Cattaneo: La tabella a doppia entrata indica la complessità della situazione relativa a soggetto e difficoltà

Sì handicap Sì deficit DISABILE

Si handicap No deficit HANDICAP INDOTTO

No handicap Si deficit DEFICIT/MENOMAZIONI

No handicap No deficit NORMALE

DISFUNZIONE O RESPONSABILITA’ MORALE? Studi di Pettigrew: mettono in evidenza il fatto che i fattori situazionali e socioculturali possono determinare il pregiudizio anche in assenza di disfunzioni della personalità. Bauman: mette in luce come il regime nazista generò e utilizzò scientificamente pregiudizi e stereotipi sociali contro gli ebrei per inibire la responsabilità tedesca di fronte allo sterminio. La soluzione finale non sarebbe stata possibile senza l’esclusione progressiva degli ebrei dalla società tedesca-> azione subdola. Macchina di distruzione umana: si entra persone se n’esce cose, pezzi, oggetti. Primo fondamentale passo: definizione = espressione terribile del “potere del pregiudizio” -> collocare l’umanità dell’altro su un piano di valore e significato inferiore rispetto a quello di tutti gli altri. Pregiudizio: imprigiona le persone, le rende diverse da quello che sono e le allontana le une dalle altre, provocando incomprensioni, sofferenze e scontri.
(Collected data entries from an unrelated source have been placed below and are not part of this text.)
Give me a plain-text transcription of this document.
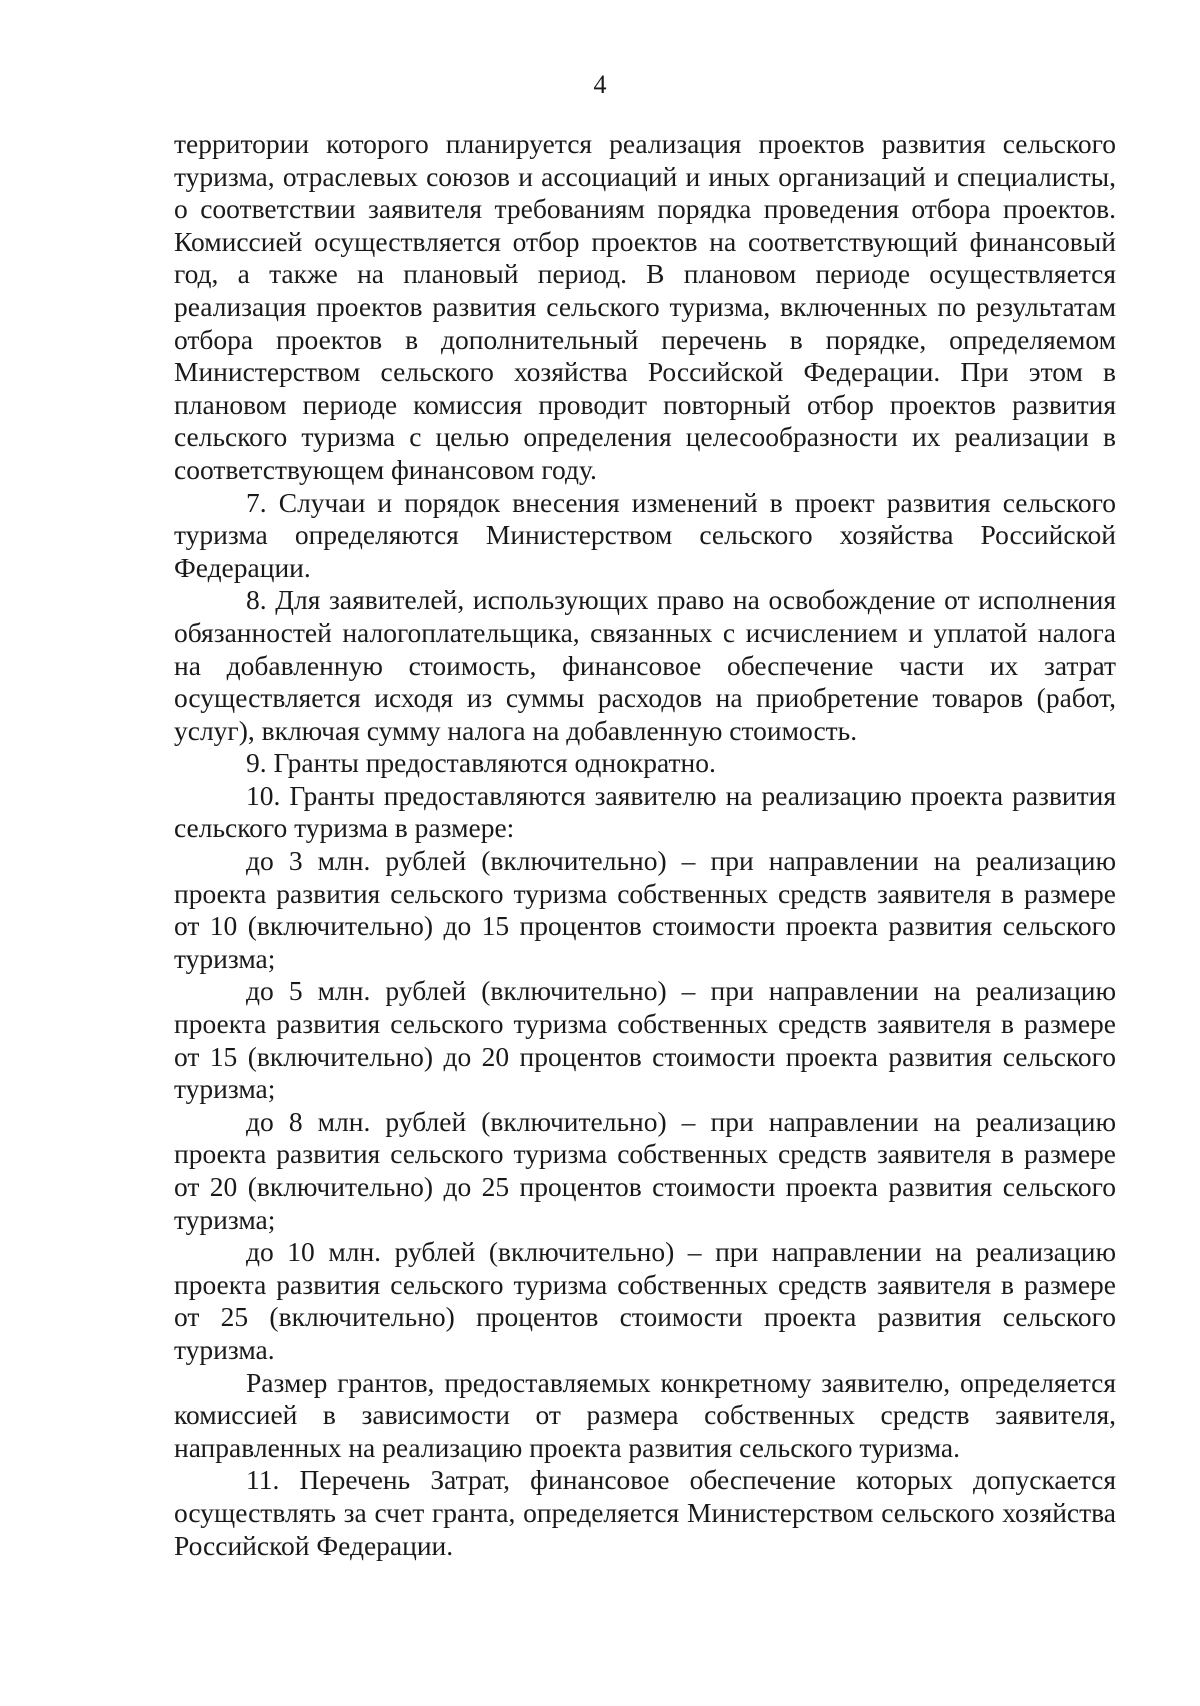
4

территории которого планируется реализация проектов развития сельского туризма, отраслевых союзов и ассоциаций и иных организаций и специалисты, о соответствии заявителя требованиям порядка проведения отбора проектов. Комиссией осуществляется отбор проектов на соответствующий финансовый год, а также на плановый период. В плановом периоде осуществляется реализация проектов развития сельского туризма, включенных по результатам отбора проектов в дополнительный перечень в порядке, определяемом Министерством сельского хозяйства Российской Федерации. При этом в плановом периоде комиссия проводит повторный отбор проектов развития сельского туризма с целью определения целесообразности их реализации в соответствующем финансовом году.

7. Случаи и порядок внесения изменений в проект развития сельского туризма определяются Министерством сельского хозяйства Российской Федерации.

8. Для заявителей, использующих право на освобождение от исполнения обязанностей налогоплательщика, связанных с исчислением и уплатой налога на добавленную стоимость, финансовое обеспечение части их затрат осуществляется исходя из суммы расходов на приобретение товаров (работ, услуг), включая сумму налога на добавленную стоимость.

9. Гранты предоставляются однократно.

10. Гранты предоставляются заявителю на реализацию проекта развития сельского туризма в размере:

до 3 млн. рублей (включительно) – при направлении на реализацию проекта развития сельского туризма собственных средств заявителя в размере от 10 (включительно) до 15 процентов стоимости проекта развития сельского туризма;

до 5 млн. рублей (включительно) – при направлении на реализацию проекта развития сельского туризма собственных средств заявителя в размере от 15 (включительно) до 20 процентов стоимости проекта развития сельского туризма;

до 8 млн. рублей (включительно) – при направлении на реализацию проекта развития сельского туризма собственных средств заявителя в размере от 20 (включительно) до 25 процентов стоимости проекта развития сельского туризма;

до 10 млн. рублей (включительно) – при направлении на реализацию проекта развития сельского туризма собственных средств заявителя в размере от 25 (включительно) процентов стоимости проекта развития сельского туризма.

Размер грантов, предоставляемых конкретному заявителю, определяется комиссией в зависимости от размера собственных средств заявителя, направленных на реализацию проекта развития сельского туризма.

11. Перечень Затрат, финансовое обеспечение которых допускается осуществлять за счет гранта, определяется Министерством сельского хозяйства Российской Федерации.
Pregiudizio sull’handicap: funziona come anestetico della coscienza rispetto al proprio limite affinché si possa prodigare a perseguire nell’altro il proprio limite. L’ALTRO PER IL “REALISMO INGENUO”

Per Imbasciati è necessario distinguere percezione da recezione:  Recezione: processo fisiologico attraverso cui un apparato recettore recepisce certi segnali degli oggetti esterni e li veicola lungo vie neurologiche o stazioni di elaborazioni più complesse.  Percezione: processi più complessi, in cui è importante il dato soggettivo. Fenomeno psichico. Implica la consapevolezza. Fenomeno mentale. Percezione dell’altro come handicappato = costruzione mentale. Ogni dato nella percezione è sempre mediato La psicologia della Gestalt: “realismo ingenuo” – si fonda sull’assunto base denominato “ipotesi della costanza”, secondo cui gli oggetti sono percepiti come sono nella realtà oggettiva, fisica, cosicché l’esperienza soggettiva sia una copia della realtà stessa. -> ritenere che vedere, udire, toccare sia uguale a conoscere la realtà così com’è è l’effetto del realismo ingenuo. Le persone con dei pregiudizi vedono il mondo in coerenza con i loro pregiudizi, non vedono il mondo ma lo inventano. Sarà lo stigma a determinare la modalità della comunicazione e dell’interazione.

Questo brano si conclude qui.